This question is about how best to mic groups of people for conference calls. While it is, in essence, about how to get sound from a number of people and play it back for another group, I'm not sure that it is really on topic here.

The telecommunications industry is kind of a special beast with it's own unique set of hardware and devices designed for dealing with these kinds of problems without the need for supervision by a sound guy.

As these systems are automated and unrelated to sound design, but rather just automatic, it feels like this is really off topic to me. Do we want to consider these kinds of questions on topic, or should telecommunications be off-topic unless their is a larger sound design related issue (such as having to hook sound reinforcement in to a remote location?)


No, this is not on topic. The systems do not provide any influence for sound designers or engineers, so it's a turn-key solution.
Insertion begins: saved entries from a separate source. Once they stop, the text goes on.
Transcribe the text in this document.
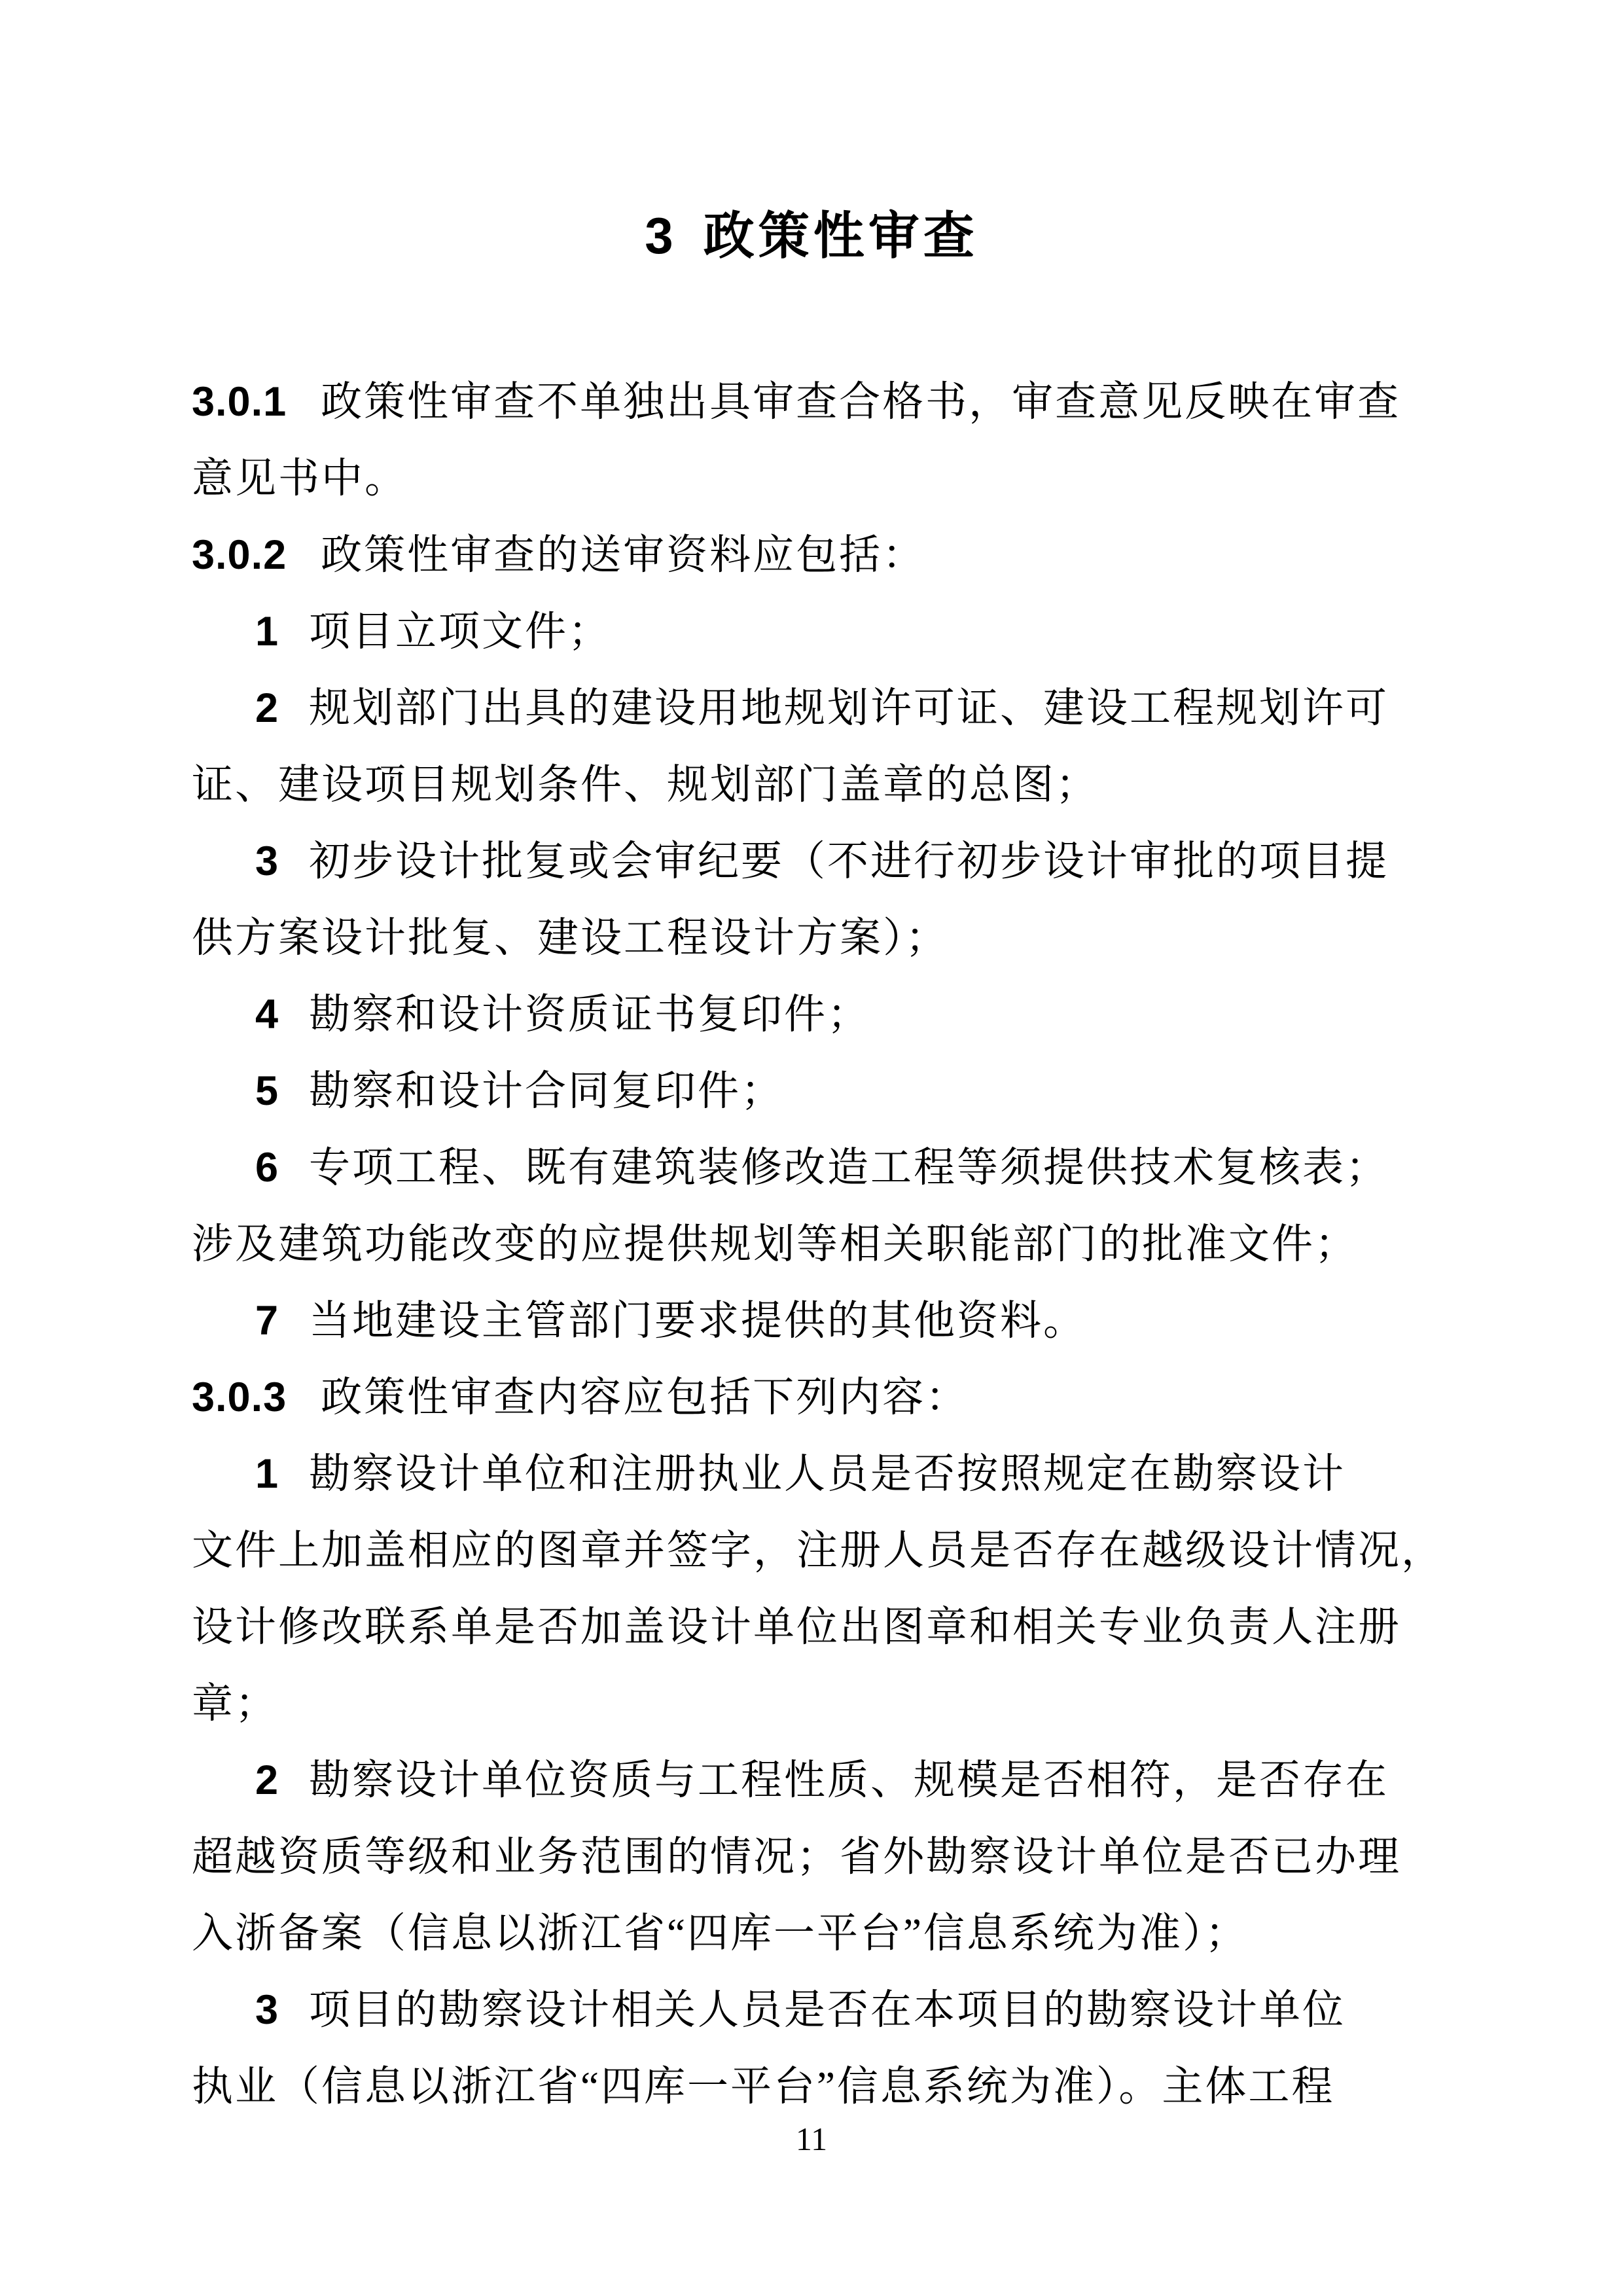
3 政策性审查
3.0.1 政策性审查不单独出具审查合格书，审查意见反映在审查
意见书中。
3.0.2 政策性审查的送审资料应包括：
1 项目立项文件；
2 规划部门出具的建设用地规划许可证、建设工程规划许可
证、建设项目规划条件、规划部门盖章的总图；
3 初步设计批复或会审纪要（不进行初步设计审批的项目提
供方案设计批复、建设工程设计方案）；
4 勘察和设计资质证书复印件；
5 勘察和设计合同复印件；
6 专项工程、既有建筑装修改造工程等须提供技术复核表；
涉及建筑功能改变的应提供规划等相关职能部门的批准文件；
7 当地建设主管部门要求提供的其他资料。
3.0.3 政策性审查内容应包括下列内容：
1 勘察设计单位和注册执业人员是否按照规定在勘察设计
文件上加盖相应的图章并签字，注册人员是否存在越级设计情况，
设计修改联系单是否加盖设计单位出图章和相关专业负责人注册
章；
2 勘察设计单位资质与工程性质、规模是否相符，是否存在
超越资质等级和业务范围的情况；省外勘察设计单位是否已办理
入浙备案（信息以浙江省“四库一平台”信息系统为准）；
3 项目的勘察设计相关人员是否在本项目的勘察设计单位
执业（信息以浙江省“四库一平台”信息系统为准）。主体工程
11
Furthermore, what would the creative use be?


I'm responding as this recently came up through someone contacting us directly.

No, mic selection / arrangement for conference calls and such would not be on topic here. While this does sort of fall into the realm of live / field recording, we presume such recordings are actually being done in the presence of the source and not from a remote location. This stops becoming a sound design & engineering problem very quickly, and becomes more of an IT thing.

There needs to be some kind of artistic endeavor behind most questions here, and this more or less fails that test (though folks are sometimes perfectionists about sound quality on calls, it's out of our realm)


No, telecommunications is its own field and it should not be on topic here unless there is some other larger tie back to topics generally related to sound design.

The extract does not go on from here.